We sincerely expect that this work will stimulate further research and development on the theme by law and IT professionals and researchers, academics and doctoral students, policy makers and top managers.

Author(s)/Editor(s) Biography

Irene Maria Portela is currently an Assistant Professor in the School of Management at the Polytechnic Institute of Cavado and Ave, Portugal. She is graduated in Law, holds has a Master in Public Administration and holds a PhD in Law, in the field of Anti-Terrorism Law from Universy of Santiago de Compostela (Spain). She teaches subjects related with Constitutional Law to undergraduated and post-graduated studies. She regularly publishes in international peer-reviewed journals and participates on international scientific conferences. Her work appears in several papers published in journals, book chapters and conference proceedings.

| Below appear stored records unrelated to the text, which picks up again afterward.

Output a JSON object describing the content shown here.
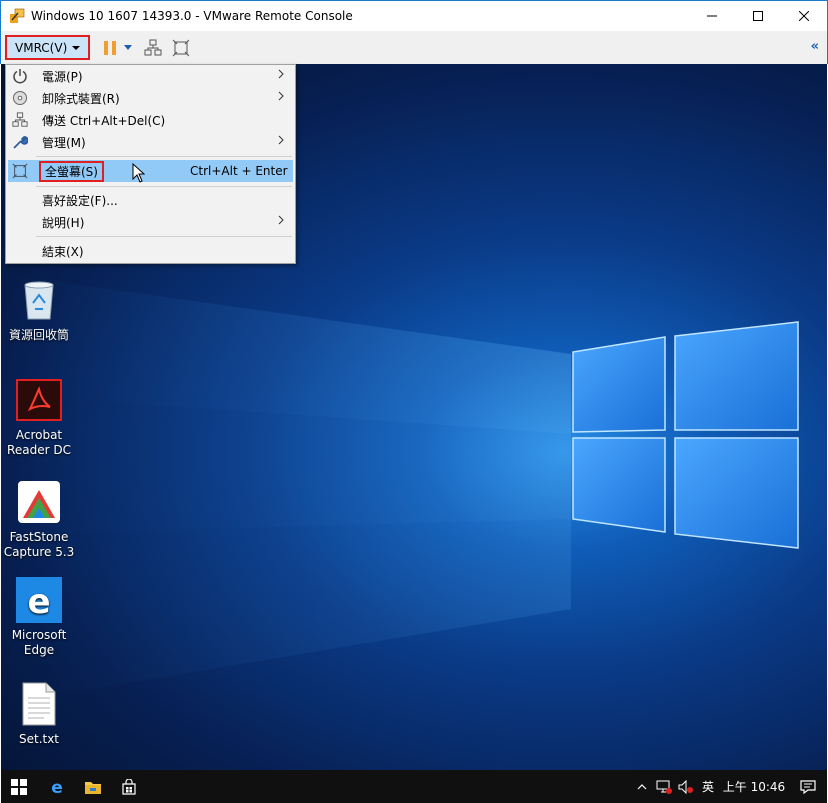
{
  "window": {
    "title": "Windows 10 1607 14393.0 - VMware Remote Console",
    "minimize_glyph": "—",
    "maximize_glyph": "☐",
    "close_glyph": "✕"
  },
  "toolbar": {
    "vmrc_label": "VMRC(V)",
    "collapse_glyph": "«"
  },
  "menu": {
    "items": [
      {
        "label": "電源(P)",
        "icon": "power-icon",
        "submenu": true
      },
      {
        "label": "卸除式裝置(R)",
        "icon": "disc-icon",
        "submenu": true
      },
      {
        "label": "傳送 Ctrl+Alt+Del(C)",
        "icon": "network-icon",
        "submenu": false
      },
      {
        "label": "管理(M)",
        "icon": "wrench-icon",
        "submenu": true
      },
      {
        "label": "全螢幕(S)",
        "icon": "fullscreen-icon",
        "shortcut": "Ctrl+Alt + Enter",
        "highlighted": true
      },
      {
        "label": "喜好設定(F)...",
        "submenu": false
      },
      {
        "label": "說明(H)",
        "submenu": true
      },
      {
        "label": "結束(X)",
        "submenu": false
      }
    ]
  },
  "desktop": {
    "icons": [
      {
        "label": "資源回收筒",
        "icon": "recycle-bin-icon"
      },
      {
        "label": "Acrobat Reader DC",
        "icon": "acrobat-icon"
      },
      {
        "label": "FastStone Capture 5.3",
        "icon": "faststone-icon"
      },
      {
        "label": "Microsoft Edge",
        "icon": "edge-icon"
      },
      {
        "label": "Set.txt",
        "icon": "text-file-icon"
      }
    ]
  },
  "taskbar": {
    "ime": "英",
    "clock": "上午 10:46",
    "chevron_glyph": "^"
  },
  "colors": {
    "accent": "#1979ca",
    "highlight_red": "#e02020",
    "menu_hover": "#91c9f7"
  }
}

Maria Manuela Cruz-Cunha is currently an Associate Professor in the School of Technology at the Polytechnic Institute of Cavado and Ave, Portugal. She holds a Dipl. Eng. in the field of Systems and Informatics Engineering, an M.Sci. in the field of Computer Integrated Manufacturing and a Dr.Sci in the field of Production Systems Engineering. She teaches subjects related with Information Systems, Information Technologies and Organizational Models to undergraduate and post-graduate studies. She supervises several PhD projects in the domain of Virtual Enterprises and Information Systems and Technologies. She regularly publishes in international peer-reviewed journals and participates on international scientific conferences. She serves as a member of Editorial Board and Associate Editor for several International Journals and for several Scientific Committees of International Conferences. She has authored and edited several books and her work appears in more than 100 papers published in journals, book chapters and conference proceedings. She is the co-founder and co-chair of several international conferences: CENTERIS – Conference on ENTERprise Information Systems, ViNOrg - International Conference on Virtual and Networked Organizations: Emergent Technologies and Tools and SeGAH – IEEE International Conference on Serious Games and Applications for Health.